Study: ‘Back radiation’ not a component of climate change

Principia Scientific

Written by John O’Sullivan

2019 study published in Geophysical Research Letters (GRL) affirms Downward Longwave Radiation (DLR) “cannot be considered an independent component of the surface energy budget.”

The conclusion affirms the science of researchers at Principia Scientific International.

The paper, ‘Does Surface Temperature Respond to or Determine Downwelling Longwave Radiation?‘ was published on February 19, 2019. The Abstract reads:


Downward longwave radiation (DLR) is often assumed to be an independent forcing on the surface energy budget in analyses of Arctic warming and land‐atmosphere interaction. We use radiative kernels to show that the DLR response to forcing is largely determined by surface temperature perturbations. We develop a method by which vertically integrated versions of the radiative kernels are combined with surface temperature and specific humidity to estimate the surface DLR response to greenhouse forcing.
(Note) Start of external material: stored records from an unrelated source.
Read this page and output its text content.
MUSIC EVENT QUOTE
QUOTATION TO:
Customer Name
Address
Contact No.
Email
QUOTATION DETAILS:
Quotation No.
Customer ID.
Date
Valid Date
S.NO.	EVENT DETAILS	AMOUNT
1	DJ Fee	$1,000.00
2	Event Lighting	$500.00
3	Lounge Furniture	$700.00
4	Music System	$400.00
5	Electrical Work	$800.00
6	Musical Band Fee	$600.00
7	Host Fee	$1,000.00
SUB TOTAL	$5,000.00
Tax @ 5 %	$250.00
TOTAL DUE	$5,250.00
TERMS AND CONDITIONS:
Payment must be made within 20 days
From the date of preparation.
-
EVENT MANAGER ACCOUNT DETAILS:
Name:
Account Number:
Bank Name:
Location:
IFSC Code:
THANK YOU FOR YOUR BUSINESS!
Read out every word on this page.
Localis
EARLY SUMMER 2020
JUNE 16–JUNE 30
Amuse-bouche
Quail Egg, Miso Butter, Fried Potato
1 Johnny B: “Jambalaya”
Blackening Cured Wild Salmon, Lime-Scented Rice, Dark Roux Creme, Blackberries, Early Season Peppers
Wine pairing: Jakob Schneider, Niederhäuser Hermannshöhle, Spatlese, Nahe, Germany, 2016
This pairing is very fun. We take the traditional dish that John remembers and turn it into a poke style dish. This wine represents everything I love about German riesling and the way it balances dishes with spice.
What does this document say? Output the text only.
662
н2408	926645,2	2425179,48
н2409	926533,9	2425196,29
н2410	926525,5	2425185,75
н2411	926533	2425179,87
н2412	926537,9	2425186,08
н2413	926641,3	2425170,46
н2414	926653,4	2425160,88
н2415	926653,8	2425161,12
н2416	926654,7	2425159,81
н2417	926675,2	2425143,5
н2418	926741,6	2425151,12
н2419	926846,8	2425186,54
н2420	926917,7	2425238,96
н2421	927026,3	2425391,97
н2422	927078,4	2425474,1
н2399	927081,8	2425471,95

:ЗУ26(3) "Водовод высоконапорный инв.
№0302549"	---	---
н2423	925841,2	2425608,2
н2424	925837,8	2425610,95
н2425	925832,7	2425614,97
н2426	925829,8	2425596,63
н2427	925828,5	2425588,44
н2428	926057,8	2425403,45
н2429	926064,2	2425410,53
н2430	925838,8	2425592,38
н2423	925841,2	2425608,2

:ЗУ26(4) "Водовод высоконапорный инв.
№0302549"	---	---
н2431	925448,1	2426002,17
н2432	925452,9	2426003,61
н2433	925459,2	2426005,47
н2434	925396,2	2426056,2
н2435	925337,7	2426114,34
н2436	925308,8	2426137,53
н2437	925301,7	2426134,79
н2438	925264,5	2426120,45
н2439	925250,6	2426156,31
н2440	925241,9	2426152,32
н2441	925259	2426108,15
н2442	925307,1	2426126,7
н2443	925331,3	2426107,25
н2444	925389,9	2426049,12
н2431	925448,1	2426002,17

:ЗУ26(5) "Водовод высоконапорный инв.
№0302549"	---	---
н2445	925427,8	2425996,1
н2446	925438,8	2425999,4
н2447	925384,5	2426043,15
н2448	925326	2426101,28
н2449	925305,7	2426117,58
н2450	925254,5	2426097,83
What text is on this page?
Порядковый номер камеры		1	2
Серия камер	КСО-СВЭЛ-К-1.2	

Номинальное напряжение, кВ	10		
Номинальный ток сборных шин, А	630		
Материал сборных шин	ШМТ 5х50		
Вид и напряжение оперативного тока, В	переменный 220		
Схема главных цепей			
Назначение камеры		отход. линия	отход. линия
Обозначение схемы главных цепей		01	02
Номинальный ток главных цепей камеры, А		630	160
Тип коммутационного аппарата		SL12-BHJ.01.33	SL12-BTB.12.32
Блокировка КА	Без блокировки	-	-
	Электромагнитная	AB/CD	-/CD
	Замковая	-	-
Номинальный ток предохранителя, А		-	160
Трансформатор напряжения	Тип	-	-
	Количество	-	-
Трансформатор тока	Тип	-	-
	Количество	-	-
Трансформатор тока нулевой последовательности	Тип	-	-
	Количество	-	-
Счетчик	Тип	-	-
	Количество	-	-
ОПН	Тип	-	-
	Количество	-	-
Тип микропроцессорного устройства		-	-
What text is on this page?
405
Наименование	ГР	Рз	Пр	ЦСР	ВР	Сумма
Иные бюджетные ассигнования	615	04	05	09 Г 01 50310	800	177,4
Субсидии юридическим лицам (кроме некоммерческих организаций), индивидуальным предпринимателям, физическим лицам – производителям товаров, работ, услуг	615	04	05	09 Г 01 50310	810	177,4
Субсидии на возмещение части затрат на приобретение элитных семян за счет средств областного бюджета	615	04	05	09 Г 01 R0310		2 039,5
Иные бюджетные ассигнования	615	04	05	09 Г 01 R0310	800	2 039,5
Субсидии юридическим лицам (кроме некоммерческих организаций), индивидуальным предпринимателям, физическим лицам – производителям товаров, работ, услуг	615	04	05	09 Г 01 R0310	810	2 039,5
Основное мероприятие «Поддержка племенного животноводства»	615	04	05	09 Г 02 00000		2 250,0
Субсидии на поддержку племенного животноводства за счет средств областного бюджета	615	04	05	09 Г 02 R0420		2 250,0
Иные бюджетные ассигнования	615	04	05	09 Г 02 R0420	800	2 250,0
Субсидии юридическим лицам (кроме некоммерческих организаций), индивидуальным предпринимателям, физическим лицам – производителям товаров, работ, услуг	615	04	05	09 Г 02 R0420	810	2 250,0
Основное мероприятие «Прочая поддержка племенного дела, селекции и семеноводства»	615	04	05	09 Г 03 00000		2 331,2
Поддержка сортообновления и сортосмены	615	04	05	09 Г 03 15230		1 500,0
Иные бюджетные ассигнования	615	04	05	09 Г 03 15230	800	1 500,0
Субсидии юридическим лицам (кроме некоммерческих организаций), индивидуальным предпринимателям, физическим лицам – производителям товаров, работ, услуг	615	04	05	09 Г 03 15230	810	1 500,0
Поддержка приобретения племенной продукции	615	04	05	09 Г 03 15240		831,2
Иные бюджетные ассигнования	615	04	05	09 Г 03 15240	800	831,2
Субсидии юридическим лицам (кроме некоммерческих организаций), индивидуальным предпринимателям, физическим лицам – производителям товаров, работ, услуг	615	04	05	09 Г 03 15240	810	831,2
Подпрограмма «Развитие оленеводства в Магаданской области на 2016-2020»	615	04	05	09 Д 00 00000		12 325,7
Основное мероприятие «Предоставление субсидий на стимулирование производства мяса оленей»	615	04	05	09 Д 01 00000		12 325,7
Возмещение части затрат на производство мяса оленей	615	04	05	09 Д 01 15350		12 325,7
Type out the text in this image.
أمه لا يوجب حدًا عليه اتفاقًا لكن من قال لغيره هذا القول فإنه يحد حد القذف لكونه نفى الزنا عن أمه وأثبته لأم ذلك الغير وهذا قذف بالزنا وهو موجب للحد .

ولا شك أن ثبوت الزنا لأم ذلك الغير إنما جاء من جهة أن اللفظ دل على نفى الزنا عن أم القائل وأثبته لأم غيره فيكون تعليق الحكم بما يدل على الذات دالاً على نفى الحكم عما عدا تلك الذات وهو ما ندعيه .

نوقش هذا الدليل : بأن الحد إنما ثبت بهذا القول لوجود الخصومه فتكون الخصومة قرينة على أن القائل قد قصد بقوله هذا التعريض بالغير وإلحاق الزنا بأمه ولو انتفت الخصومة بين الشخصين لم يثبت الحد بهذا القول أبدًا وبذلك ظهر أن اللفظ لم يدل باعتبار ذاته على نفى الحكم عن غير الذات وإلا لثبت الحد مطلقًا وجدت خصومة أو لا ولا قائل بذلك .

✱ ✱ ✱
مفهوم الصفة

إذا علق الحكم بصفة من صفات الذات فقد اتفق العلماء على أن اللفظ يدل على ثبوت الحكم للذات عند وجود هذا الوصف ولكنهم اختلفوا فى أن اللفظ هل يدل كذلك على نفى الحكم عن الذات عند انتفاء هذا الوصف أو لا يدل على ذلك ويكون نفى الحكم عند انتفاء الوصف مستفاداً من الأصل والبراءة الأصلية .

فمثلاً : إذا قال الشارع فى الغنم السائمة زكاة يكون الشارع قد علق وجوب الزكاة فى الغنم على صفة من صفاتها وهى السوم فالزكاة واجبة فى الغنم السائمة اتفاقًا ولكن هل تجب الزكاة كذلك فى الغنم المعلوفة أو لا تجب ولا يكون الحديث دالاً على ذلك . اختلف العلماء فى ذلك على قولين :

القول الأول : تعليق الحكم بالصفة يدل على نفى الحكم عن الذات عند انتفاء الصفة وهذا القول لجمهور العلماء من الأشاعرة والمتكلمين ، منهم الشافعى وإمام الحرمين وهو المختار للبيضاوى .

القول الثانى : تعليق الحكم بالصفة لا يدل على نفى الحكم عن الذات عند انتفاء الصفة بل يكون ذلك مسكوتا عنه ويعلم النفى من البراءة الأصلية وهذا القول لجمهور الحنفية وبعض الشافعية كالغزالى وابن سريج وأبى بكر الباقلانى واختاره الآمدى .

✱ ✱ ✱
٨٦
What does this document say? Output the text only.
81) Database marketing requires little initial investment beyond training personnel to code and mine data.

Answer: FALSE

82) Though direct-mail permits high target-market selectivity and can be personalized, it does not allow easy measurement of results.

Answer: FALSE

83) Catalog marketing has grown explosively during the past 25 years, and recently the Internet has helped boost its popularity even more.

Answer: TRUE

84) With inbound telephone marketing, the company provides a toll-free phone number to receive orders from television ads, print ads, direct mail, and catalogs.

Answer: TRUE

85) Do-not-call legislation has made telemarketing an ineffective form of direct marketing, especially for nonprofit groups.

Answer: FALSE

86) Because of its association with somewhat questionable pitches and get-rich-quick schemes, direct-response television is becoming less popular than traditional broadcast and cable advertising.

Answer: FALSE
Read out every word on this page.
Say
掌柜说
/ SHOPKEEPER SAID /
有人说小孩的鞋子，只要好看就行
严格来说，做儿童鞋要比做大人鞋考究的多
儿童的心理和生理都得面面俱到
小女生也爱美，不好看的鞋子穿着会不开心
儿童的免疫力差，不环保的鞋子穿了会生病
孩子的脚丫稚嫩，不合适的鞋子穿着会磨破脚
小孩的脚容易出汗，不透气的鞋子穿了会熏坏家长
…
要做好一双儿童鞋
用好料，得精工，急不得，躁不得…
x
Through a decomposition of the DLR response, we estimate that changes in surface temperature produce at least 63% of the clear‐sky DLR response in greenhouse forcing, while the changes associated with clouds account for only 11% of the full‐sky DLR response. Our results suggest that surface DLR is tightly coupled to surface temperature; therefore, it cannot be considered an independent component of the surface energy budget.

Plain Language Summary

Longwave radiation, often referred to as “thermal” or “infrared” radiation, emitted downward by Earth’s atmosphere is a primary contributor to the surface energy budget. Numerous studies have invoked longwave radiation as a driver of surface warming. This paper shows that this line of reasoning fails to account for the strong control surface temperature exerts on longwave radiation. Using radiative kernels, matrices that quantify the longwave radiation response to a climate perturbation (like global warming), we argue that any surface temperature anomaly will generate a downward longwave radiation response. This constitutes a feedback between the Earth’s surface and its atmosphere. The kernels show large longwave responses to perturbations in the lowest part of the atmosphere and almost no response to perturbations at high levels; by vertically integrating the kernels, we can ignore the vertical structure of climate perturbations. Using this modification, we predict the longwave radiation response to a warming world using only the surface changes. Our prediction agrees with climate model output, suggesting that the longwave radiation response is determined primarily by surface temperature. Further, the cloud contribution to changes in longwave radiation is small. These results provide clarity on how changes in the surface energy budget should be analyzed.